Be aware that many family members will occasionally express thoughts that may initially sound alarming, such as “I just want to be with my child “ or “Life’s not worth living anymore now that my child is gone.” The vast majority of the time, however, the family member has absolutely no intention of acting on these thoughts.

Crisis intervention professionals often employ steps which follow the acronym S-L-A-P

  • S - Specificity: How specific is the plan? Does the family member say, “I don’t know. I’ll take some pills or something” or do they say “I’m going to use a gun and I will do it after the kids are at school. I’ll send the kids to my mother’s after school so they won’t find me.” The more specifics they can give you about her plan, the higher the risk.
  • L - Lethality: How lethal is the method they have chosen?
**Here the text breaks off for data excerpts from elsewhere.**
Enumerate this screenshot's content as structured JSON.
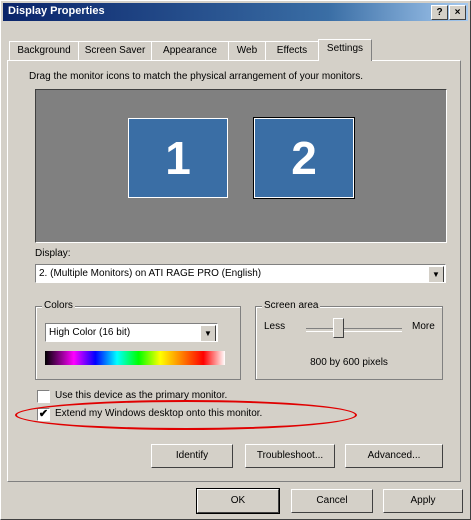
{
  "window": {
    "title": "Display Properties",
    "help_btn": "?",
    "close_btn": "×"
  },
  "tabs": [
    {
      "label": "Background"
    },
    {
      "label": "Screen Saver"
    },
    {
      "label": "Appearance"
    },
    {
      "label": "Web"
    },
    {
      "label": "Effects"
    },
    {
      "label": "Settings",
      "active": true
    }
  ],
  "settings": {
    "instruction": "Drag the monitor icons to match the physical arrangement of your monitors.",
    "monitors": [
      {
        "number": "1"
      },
      {
        "number": "2",
        "selected": true
      }
    ],
    "display_label": "Display:",
    "display_value": "2. (Multiple Monitors) on ATI RAGE PRO (English)",
    "colors_label": "Colors",
    "colors_value": "High Color (16 bit)",
    "screen_area_label": "Screen area",
    "less_label": "Less",
    "more_label": "More",
    "slider_position": 0.33,
    "resolution": "800 by 600 pixels",
    "primary_checkbox": {
      "label": "Use this device as the primary monitor.",
      "checked": false
    },
    "extend_checkbox": {
      "label": "Extend my Windows desktop onto this monitor.",
      "checked": true
    },
    "identify_btn": "Identify",
    "troubleshoot_btn": "Troubleshoot...",
    "advanced_btn": "Advanced..."
  },
  "footer": {
    "ok_btn": "OK",
    "cancel_btn": "Cancel",
    "apply_btn": "Apply"
  },
  "annotation_color": "#e00000"
}
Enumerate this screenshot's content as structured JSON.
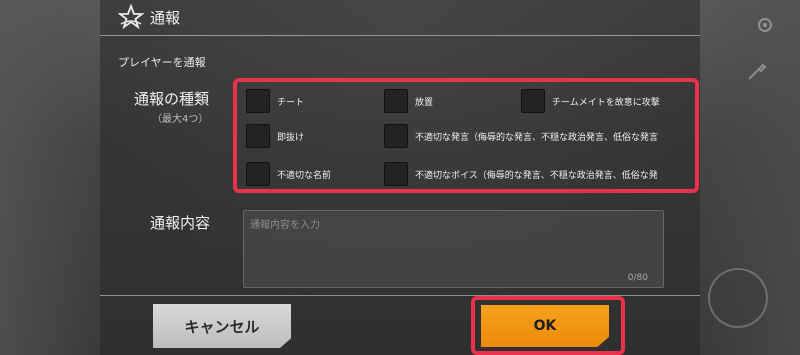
{
  "dialog": {
    "title": "通報",
    "subheading": "プレイヤーを通報"
  },
  "report_types": {
    "label": "通報の種類",
    "sublabel": "（最大4つ）",
    "options": [
      {
        "label": "チート",
        "checked": false
      },
      {
        "label": "放置",
        "checked": false
      },
      {
        "label": "チームメイトを故意に攻撃",
        "checked": false
      },
      {
        "label": "即抜け",
        "checked": false
      },
      {
        "label": "不適切な発言（侮辱的な発言、不穏な政治発言、低俗な発言",
        "checked": false
      },
      {
        "label": "不適切な名前",
        "checked": false
      },
      {
        "label": "不適切なボイス（侮辱的な発言、不穏な政治発言、低俗な発",
        "checked": false
      }
    ]
  },
  "content": {
    "label": "通報内容",
    "placeholder": "通報内容を入力",
    "counter": "0/80"
  },
  "buttons": {
    "cancel": "キャンセル",
    "ok": "OK"
  },
  "colors": {
    "highlight": "#e8334a",
    "ok_button": "#f29414",
    "cancel_button": "#cfcfcf"
  },
  "icons": [
    "emblem-icon",
    "settings-icon",
    "wrench-icon",
    "fist-icon"
  ]
}
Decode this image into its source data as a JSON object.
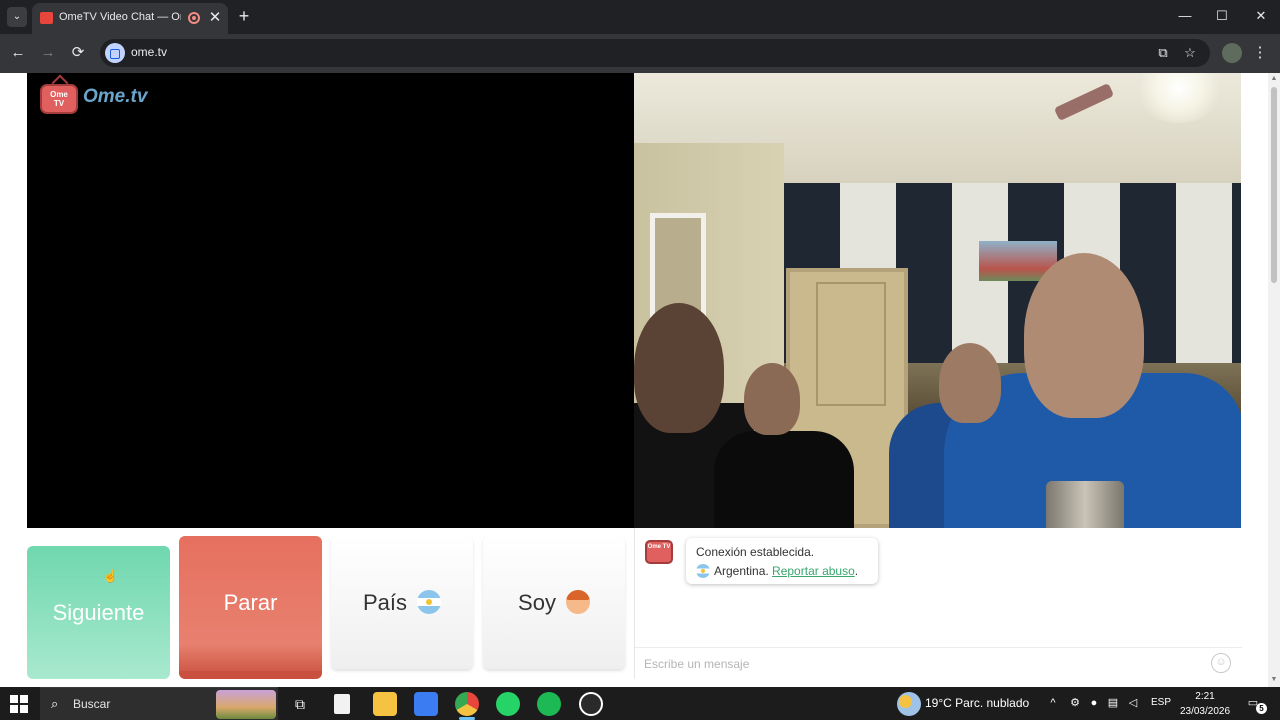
{
  "browser": {
    "tab_title": "OmeTV Video Chat — Ome",
    "tab_close": "✕",
    "new_tab": "+",
    "tab_list": "⌄",
    "url": "ome.tv",
    "window": {
      "minimize": "—",
      "maximize": "☐",
      "close": "✕"
    },
    "nav": {
      "back": "←",
      "forward": "→",
      "reload": "⟳"
    },
    "omnibox_icons": {
      "install": "⧉",
      "bookmark": "☆"
    },
    "menu": "⋮"
  },
  "page": {
    "logo_tv": "Ome TV",
    "logo_text": "Ome.tv",
    "buttons": {
      "next": "Siguiente",
      "stop": "Parar",
      "country": "País",
      "soy": "Soy"
    },
    "chat": {
      "avatar_text": "Ome TV",
      "message_line1": "Conexión establecida.",
      "country": "Argentina.",
      "report_link": "Reportar abuso",
      "report_suffix": ".",
      "input_placeholder": "Escribe un mensaje",
      "emoji": "☺"
    }
  },
  "taskbar": {
    "search_placeholder": "Buscar",
    "weather": "19°C  Parc. nublado",
    "language": "ESP",
    "time": "2:21",
    "date": "23/03/2026",
    "notifications": "5",
    "apps": [
      "task-view",
      "file-explorer-doc",
      "file-explorer",
      "store",
      "chrome",
      "whatsapp",
      "spotify",
      "obs"
    ],
    "colors": {
      "chrome": "#e8453c",
      "whatsapp": "#25d366",
      "spotify": "#1db954",
      "explorer": "#f5c242",
      "store": "#3c7cf2"
    }
  }
}
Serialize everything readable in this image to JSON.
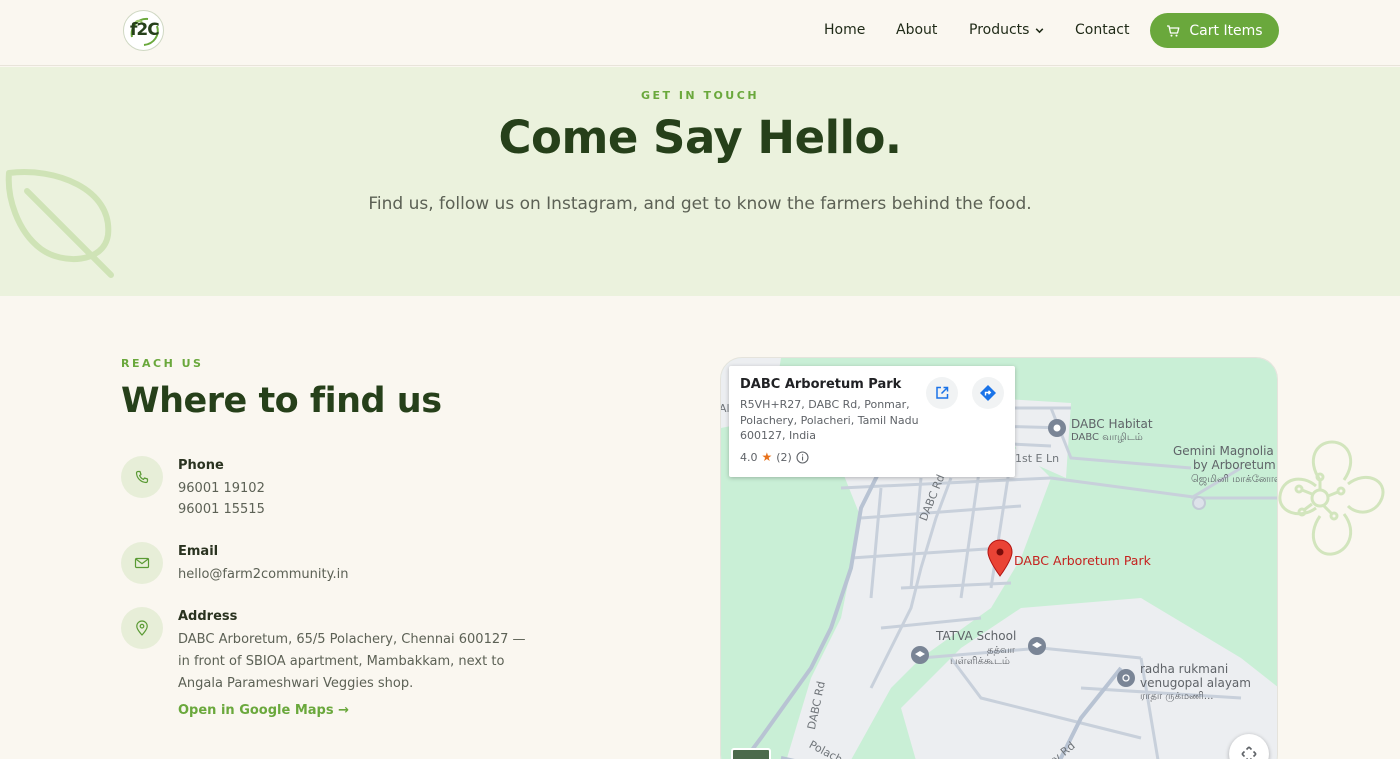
{
  "header": {
    "logo_text": "f2C",
    "nav": {
      "home": "Home",
      "about": "About",
      "products": "Products",
      "contact": "Contact"
    },
    "cart_label": "Cart Items"
  },
  "hero": {
    "eyebrow": "GET IN TOUCH",
    "title": "Come Say Hello.",
    "subtitle": "Find us, follow us on Instagram, and get to know the farmers behind the food."
  },
  "reach": {
    "eyebrow": "REACH US",
    "title": "Where to find us",
    "phone": {
      "label": "Phone",
      "numbers": [
        "96001 19102",
        "96001 15515"
      ]
    },
    "email": {
      "label": "Email",
      "value": "hello@farm2community.in"
    },
    "address": {
      "label": "Address",
      "value": "DABC Arboretum, 65/5 Polachery, Chennai 600127 — in front of SBIOA apartment, Mambakkam, next to Angala Parameshwari Veggies shop."
    },
    "maps_link": "Open in Google Maps →"
  },
  "map": {
    "card": {
      "title": "DABC Arboretum Park",
      "address": "R5VH+R27, DABC Rd, Ponmar, Polachery, Polacheri, Tamil Nadu 600127, India",
      "rating": "4.0",
      "reviews": "(2)"
    },
    "labels": {
      "habitat": "DABC Habitat",
      "habitat_ta": "DABC வாழிடம்",
      "first_e_ln": "1st E Ln",
      "gemini_1": "Gemini Magnolia",
      "gemini_2": "by Arboretum",
      "gemini_ta": "ஜெமினி மாக்னோலியா",
      "pin": "DABC Arboretum Park",
      "dabc_rd_1": "DABC Rd",
      "dabc_rd_2": "DABC Rd",
      "tatva": "TATVA School",
      "tatva_ta_1": "தத்வா",
      "tatva_ta_2": "பள்ளிக்கூடம்",
      "radha_1": "radha rukmani",
      "radha_2": "venugopal alayam",
      "radha_ta": "ராதா ருக்மணி...",
      "polachery": "Polacha",
      "ry_rd": "ry Rd",
      "edge_al": "Al"
    }
  },
  "colors": {
    "accent": "#6aa83c",
    "heading": "#26401a",
    "hero_bg": "#ebf2dd",
    "page_bg": "#faf7f0",
    "map_green": "#c8f0d8",
    "pin_red": "#ea4335"
  }
}
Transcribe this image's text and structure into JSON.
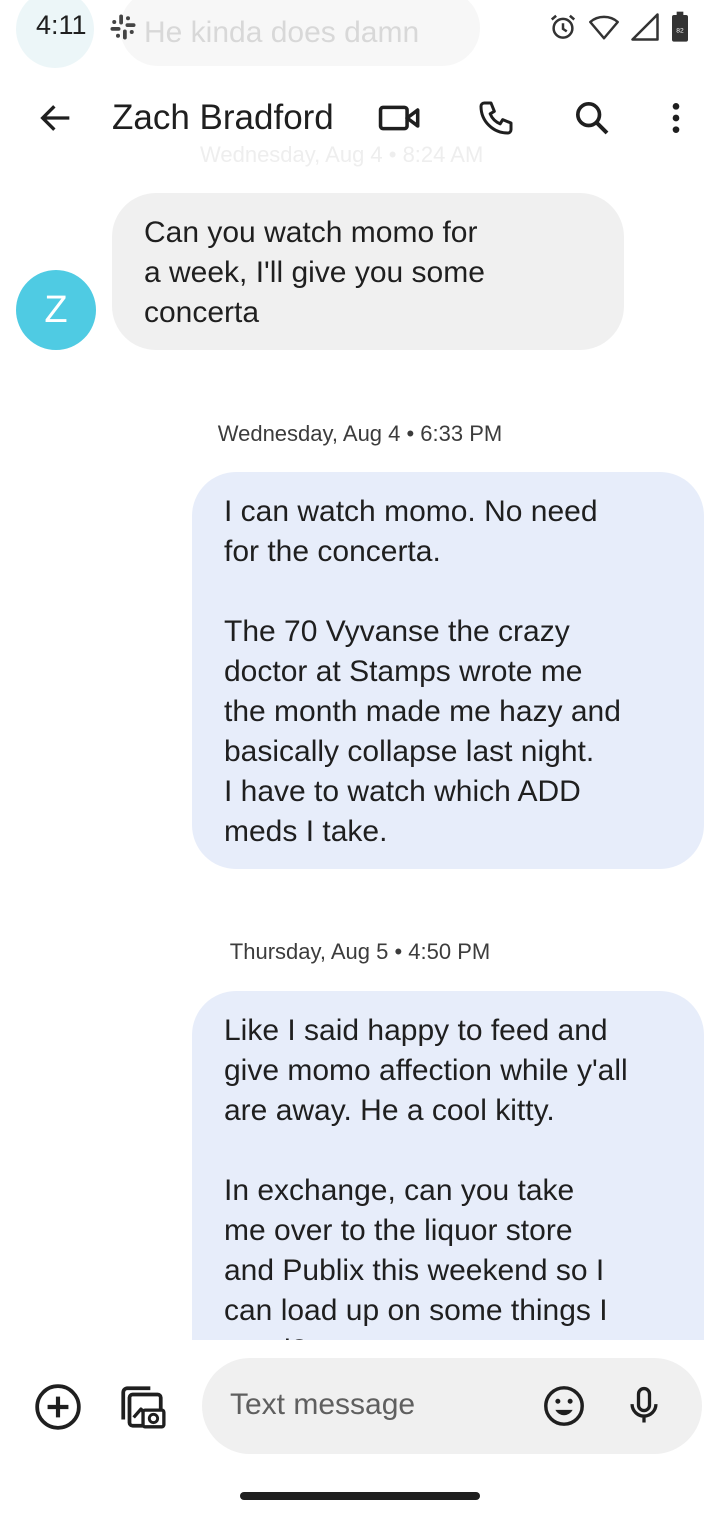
{
  "status_bar": {
    "time": "4:11",
    "ghost_notification": "He kinda does damn",
    "battery_level": "82"
  },
  "header": {
    "contact_name": "Zach Bradford",
    "ghost_timestamp": "Wednesday, Aug 4 • 8:24 AM"
  },
  "contact": {
    "avatar_initial": "Z",
    "avatar_color": "#4fcbe3"
  },
  "messages": [
    {
      "direction": "incoming",
      "text": "Can you watch momo for\na week, I'll give you some\nconcerta"
    },
    {
      "direction": "outgoing",
      "timestamp": "Wednesday, Aug 4 • 6:33 PM",
      "text": "I can watch momo. No need\nfor the concerta.\n\nThe 70 Vyvanse the crazy\ndoctor at Stamps wrote me\nthe month made me hazy and\nbasically collapse last night.\nI have  to watch which ADD\nmeds I take."
    },
    {
      "direction": "outgoing",
      "timestamp": "Thursday, Aug 5 • 4:50 PM",
      "text": "Like I said happy to feed and\ngive momo affection while y'all\nare away. He a cool kitty.\n\nIn exchange, can you take\nme over to the liquor store\nand Publix this weekend so I\ncan load up on some things I\nneed?"
    }
  ],
  "compose": {
    "placeholder": "Text message"
  },
  "colors": {
    "incoming_bubble": "#f0f0f0",
    "outgoing_bubble": "#e7edfa"
  }
}
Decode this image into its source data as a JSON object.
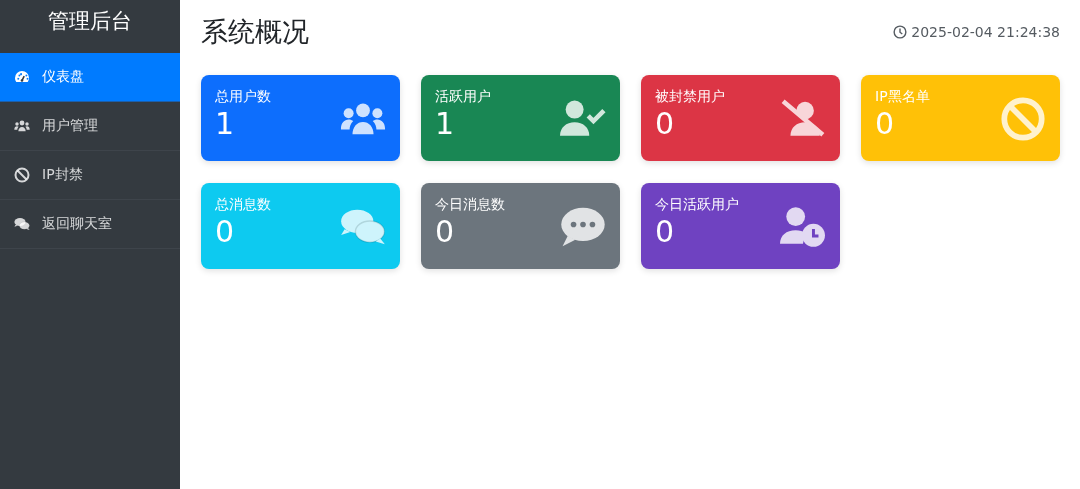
{
  "sidebar": {
    "title": "管理后台",
    "items": [
      {
        "label": "仪表盘",
        "selected": true
      },
      {
        "label": "用户管理",
        "selected": false
      },
      {
        "label": "IP封禁",
        "selected": false
      },
      {
        "label": "返回聊天室",
        "selected": false
      }
    ]
  },
  "header": {
    "title": "系统概况",
    "timestamp": "2025-02-04 21:24:38"
  },
  "cards": [
    {
      "label": "总用户数",
      "value": "1",
      "color": "#0d6efd"
    },
    {
      "label": "活跃用户",
      "value": "1",
      "color": "#198754"
    },
    {
      "label": "被封禁用户",
      "value": "0",
      "color": "#dc3545"
    },
    {
      "label": "IP黑名单",
      "value": "0",
      "color": "#ffc107"
    },
    {
      "label": "总消息数",
      "value": "0",
      "color": "#0dcaf0"
    },
    {
      "label": "今日消息数",
      "value": "0",
      "color": "#6c757d"
    },
    {
      "label": "今日活跃用户",
      "value": "0",
      "color": "#6f42c1"
    }
  ]
}
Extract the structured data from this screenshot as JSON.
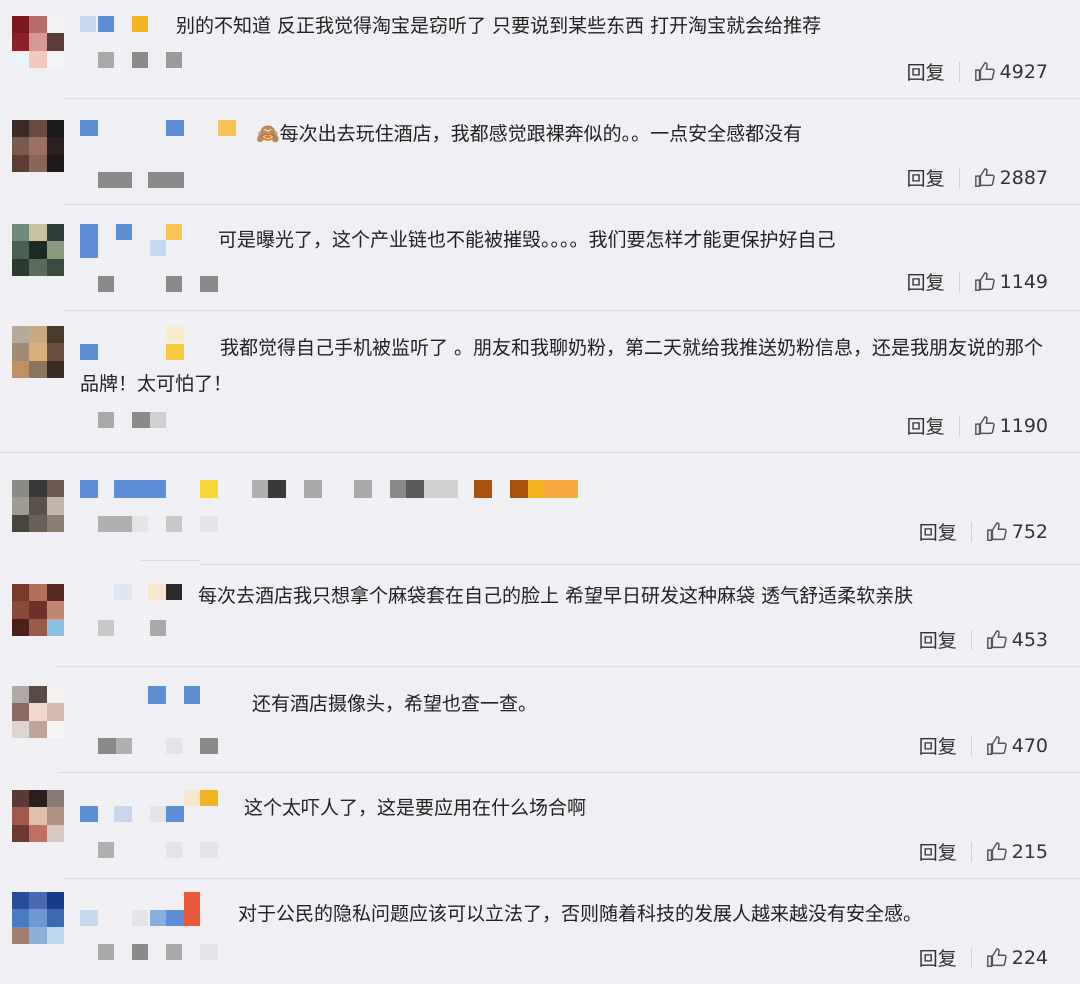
{
  "reply_label": "回复",
  "comments": [
    {
      "text": "别的不知道 反正我觉得淘宝是窃听了 只要说到某些东西 打开淘宝就会给推荐",
      "likes": "4927"
    },
    {
      "emoji": "🙈",
      "text": "每次出去玩住酒店，我都感觉跟裸奔似的。。一点安全感都没有",
      "likes": "2887"
    },
    {
      "text": "可是曝光了，这个产业链也不能被摧毁。。。。我们要怎样才能更保护好自己",
      "likes": "1149"
    },
    {
      "text": "我都觉得自己手机被监听了 。朋友和我聊奶粉，第二天就给我推送奶粉信息，还是我朋友说的那个品牌！太可怕了！",
      "likes": "1190"
    },
    {
      "text": "",
      "likes": "752"
    },
    {
      "text": "每次去酒店我只想拿个麻袋套在自己的脸上 希望早日研发这种麻袋 透气舒适柔软亲肤",
      "likes": "453"
    },
    {
      "text": "还有酒店摄像头，希望也查一查。",
      "likes": "470"
    },
    {
      "text": "这个太吓人了，这是要应用在什么场合啊",
      "likes": "215"
    },
    {
      "text": "对于公民的隐私问题应该可以立法了，否则随着科技的发展人越来越没有安全感。",
      "likes": "224"
    }
  ]
}
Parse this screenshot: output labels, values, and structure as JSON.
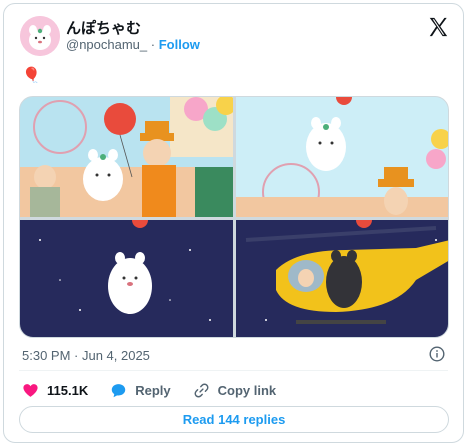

Some methods have a higher failure rate or allow more time for rescue than others.
  • A - Availability: How readily available to her is the method? “I’m going to use a gun. It’s in my husband’s third drawer under his socks. The bullets are in the closet” or “I have an open bottle of sleeping pills here in my hand” are much more dangerous than “I was thinking of going out to buy a gun this afternoon.”
  • P - Proximity: What is the family member’s proximity to help? Is help nearby or will someone be returning home soon? Or have they gone (or plan to go) somewhere isolated or selected a time when they know they will be alone for some time.